Barème licenciement : Le droit à une indemnité adéquate n’est pas garanti

Charte sociale européenne
Charte sociale européenne

Sur réclamations de la Cgt et de la Cgt-Fo, le Comité européen des droits sociaux a conclu, à l’unanimité, à la violation par la France de l’article 24.b de la Charte sociale européenne concernant le plafonnement des indemnités en cas de licenciement sans motif valable institué par l’ordonnance n° 2017-1387 du 22 septembre 2017 relative à la prévisibilité et la sécurisation des relations de travail. La décision, adoptée le 23 mars dernier et notifiée aux parties le 25 mai, a été rendue publique hier, 26 septembre 2022.

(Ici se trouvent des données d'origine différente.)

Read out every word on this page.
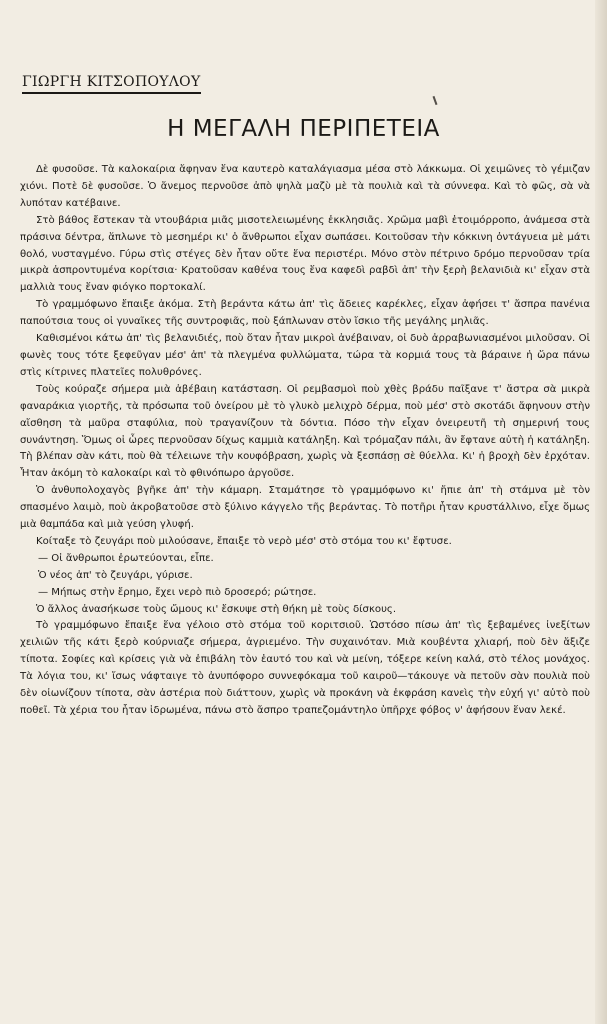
ΓΙΩΡΓΗ ΚΙΤΣΟΠΟΥΛΟΥ
Η ΜΕΓΑΛΗ ΠΕΡΙΠΕΤΕΙΑ

Δὲ φυσοῦσε. Τὰ καλοκαίρια ἄφηναν ἕνα καυτερὸ καταλάγιασμα μέσα στὸ λάκκωμα. Οἱ χειμῶνες τὸ γέμιζαν χιόνι. Ποτὲ δὲ φυσοῦσε. Ὁ ἄνεμος περνοῦσε ἀπὸ ψηλὰ μαζὺ μὲ τὰ πουλιὰ καὶ τὰ σύννεφα. Καὶ τὸ φῶς, σὰ νὰ λυπόταν κατέβαινε.

Στὸ βάθος ἔστεκαν τὰ ντουβάρια μιᾶς μισοτελειωμένης ἐκκλησιᾶς. Χρῶμα μαβὶ ἑτοιμόρροπο, ἀνάμεσα στὰ πράσινα δέντρα, ἅπλωνε τὸ μεσημέρι κι' ὁ ἄνθρωποι εἶχαν σωπάσει. Κοιτοῦσαν τὴν κόκκινη ὀντάγυεια μὲ μάτι θολό, νυσταγμένο. Γύρω στὶς στέγες δὲν ἦταν οὔτε ἕνα περιστέρι. Μόνο στὸν πέτρινο δρόμο περνοῦσαν τρία μικρὰ ἀσπροντυμένα κορίτσια· Κρατοῦσαν καθένα τους ἕνα καφεδὶ ραβδὶ ἀπ' τὴν ξερὴ βελανιδιὰ κι' εἶχαν στὰ μαλλιὰ τους ἕναν φιόγκο πορτοκαλί.

Τὸ γραμμόφωνο ἔπαιξε ἀκόμα. Στὴ βεράντα κάτω ἀπ' τὶς ἄδειες καρέκλες, εἶχαν ἀφήσει τ' ἄσπρα πανένια παπούτσια τους οἱ γυναῖκες τῆς συντροφιᾶς, ποὺ ξάπλωναν στὸν ἴσκιο τῆς μεγάλης μηλιᾶς.

Καθισμένοι κάτω ἀπ' τὶς βελανιδιές, ποὺ ὅταν ἦταν μικροὶ ἀνέβαιναν, οἱ δυὸ ἀρραβωνιασμένοι μιλοῦσαν. Οἱ φωνὲς τους τότε ξεφεῦγαν μέσ' ἀπ' τὰ πλεγμένα φυλλώματα, τώρα τὰ κορμιά τους τὰ βάραινε ἡ ὥρα πάνω στὶς κίτρινες πλατεῖες πολυθρόνες.

Τοὺς κούραζε σήμερα μιὰ ἀβέβαιη κατάσταση. Οἱ ρεμβασμοὶ ποὺ χθὲς βράδυ παῖξανε τ' ἄστρα σὰ μικρὰ φαναράκια γιορτῆς, τὰ πρόσωπα τοῦ ὀνείρου μὲ τὸ γλυκὸ μελιχρὸ δέρμα, ποὺ μέσ' στὸ σκοτάδι ἄφηνουν στὴν αἴσθηση τὰ μαῦρα σταφύλια, ποὺ τραγανίζουν τὰ δόντια. Πόσο τὴν εἶχαν ὀνειρευτῆ τὴ σημερινή τους συνάντηση. Ὅμως οἱ ὧρες περνοῦσαν δίχως καμμιὰ κατάληξη. Καὶ τρόμαζαν πάλι, ἂν ἔφτανε αὐτὴ ἡ κατάληξη. Τὴ βλέπαν σὰν κάτι, ποὺ θὰ τέλειωνε τὴν κουφόβραση, χωρὶς νὰ ξεσπάσῃ σὲ θύελλα. Κι' ἡ βροχὴ δὲν ἐρχόταν. Ἦταν ἀκόμη τὸ καλοκαίρι καὶ τὸ φθινόπωρο ἀργοῦσε.

Ὁ ἀνθυπολοχαγὸς βγῆκε ἀπ' τὴν κάμαρη. Σταμάτησε τὸ γραμμόφωνο κι' ἤπιε ἀπ' τὴ στάμνα μὲ τὸν σπασμένο λαιμὸ, ποὺ ἀκροβατοῦσε στὸ ξύλινο κάγγελο τῆς βεράντας. Τὸ ποτῆρι ἦταν κρυστάλλινο, εἶχε ὅμως μιὰ θαμπάδα καὶ μιὰ γεύση γλυφή.

Κοίταξε τὸ ζευγάρι ποὺ μιλούσανε, ἔπαιξε τὸ νερὸ μέσ' στὸ στόμα του κι' ἔφτυσε.

— Οἱ ἄνθρωποι ἐρωτεύονται, εἶπε.

Ὁ νέος ἀπ' τὸ ζευγάρι, γύρισε.

— Μήπως στὴν ἔρημο, ἔχει νερὸ πιὸ δροσερό; ρώτησε.

Ὁ ἄλλος ἀνασήκωσε τοὺς ὤμους κι' ἔσκυψε στὴ θήκη μὲ τοὺς δίσκους.

Τὸ γραμμόφωνο ἔπαιξε ἕνα γέλοιο στὸ στόμα τοῦ κοριτσιοῦ. Ὡστόσο πίσω ἀπ' τὶς ξεβαμένες ἰνεξίτων χειλιῶν τῆς κάτι ξερὸ κούρνιαζε σήμερα, ἀγριεμένο. Τὴν συχαινόταν. Μιὰ κουβέντα χλιαρή, ποὺ δὲν ἄξιζε τίποτα. Σοφίες καὶ κρίσεις γιὰ νὰ ἐπιβάλη τὸν ἑαυτό του καὶ νὰ μείνη, τόξερε κείνη καλά, στὸ τέλος μονάχος. Τὰ λόγια του, κι' ἴσως νάφταιγε τὸ ἀνυπόφορο συννεφόκαμα τοῦ καιροῦ—τάκουγε νὰ πετοῦν σὰν πουλιὰ ποὺ δὲν οἰωνίζουν τίποτα, σὰν ἀστέρια ποὺ διάττουν, χωρὶς νὰ προκάνη νὰ ἐκφράση κανεὶς τὴν εὐχή γι' αὐτὸ ποὺ ποθεῖ. Τὰ χέρια του ἦταν ἱδρωμένα, πάνω στὸ ἄσπρο τραπεζομάντηλο ὑπῆρχε φόβος ν' ἀφήσουν ἕναν λεκέ.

Il était soutenu par les deux syndicats que ce plafonnement ne permet pas aux victimes d’un licenciement injustifié d’obtenir, par la voie judiciaire interne, une « réparation adéquate par rapport au préjudice subi » qui soit suffisamment « dissuasive » pour les employeurs, outre le fait que ces réformes mises en place en 2017 ne garantissent pas un droit de recours effectif contre la mesure de licenciement.

Les réclamations étaient appuyées par la Confédération européenne des syndicats qui estimait que ce plafonnement est d’autant plus contraire à l’article 24 de la Charte que c’est uniquement l’ancienneté qui est prise en compte sans tenir aucun compte d’autres variables importantes, et par le Syndicat des avocats de France qui estimait insuffisant le barème d’indemnisation et illusoire la faculté inopérante de réintégration en cas de licenciement injustifié. À l’inverse, l’Organisation internationale des employeurs se disait pleinement satisfaite et jugeait la réforme parfaitement compatible avec l’article 24 précité.

Le gouvernement a répliqué en faisant valoir notamment que le barème d’indemnisation a été déterminé à partir des moyennes des montants d’indemnités accordées par les juges en cas de licenciement abusif et en soulignant qu’avant l’ordonnance critiquée de 2017, les salariés ayant moins de deux ans d’ancienneté et ceux des entreprises comptant moins de onze salariés étaient exclus du plancher de six mois d’indemnités prévu par les dispositions anciennes.

Pour être conforme à la Charte, le ComitéCEDS, 23 mars 2022, n° 160/2018, Confédération générale du travail Force ouvrière c/ France, n° 171/2018, Confédération générale du travail c/ France.rappelle liminairement qu’un système d’indemnisation d’un licenciement injustifié doit prévoir l’indemnisation de la perte financière entre la date de licenciement et celle de la décision, la possibilité de réintégration du salarié et/ou une indemnité d’un montant suffisamment élevé pour dissuader l’employeur et réparer le préjudice subi par la victime. Et à ce égard, est-ce que le plafond de 20 mois institué par l’article L. 1235-3 du code du travail respecte la dernière de ces trois conditions, s’interroge le Comité qui répond par la négative dans la mesure où il avait déjà considéré comme « insuffisant » le plafond finlandais de 24 mois.

Au cas particulier de la France, à l’inverse de la thèse du gouvernement, le Comité considère la « prévisibilité » résultant du barème comme pouvant constituer « une incitation pour l’employeur à licencier abusivement des salariés » et que les plafonds prévus par l’article L. 1235-3 ne sont pas « suffisamment élevés pour réparer le préjudice subi par la victime et être dissuasifs pour l’employeur », étant précisé, est-il ajouté, que le juge ne dispose que d’une marge de manœuvre étroite dans l’examen des circonstances individuelles des licenciements injustifiés. Pour le Comité, à l’unanimité, le droit à une indemnité adéquate ou à une autre réparation appropriée au sens de l’article 24.b de la Charte n’est donc pas garanti.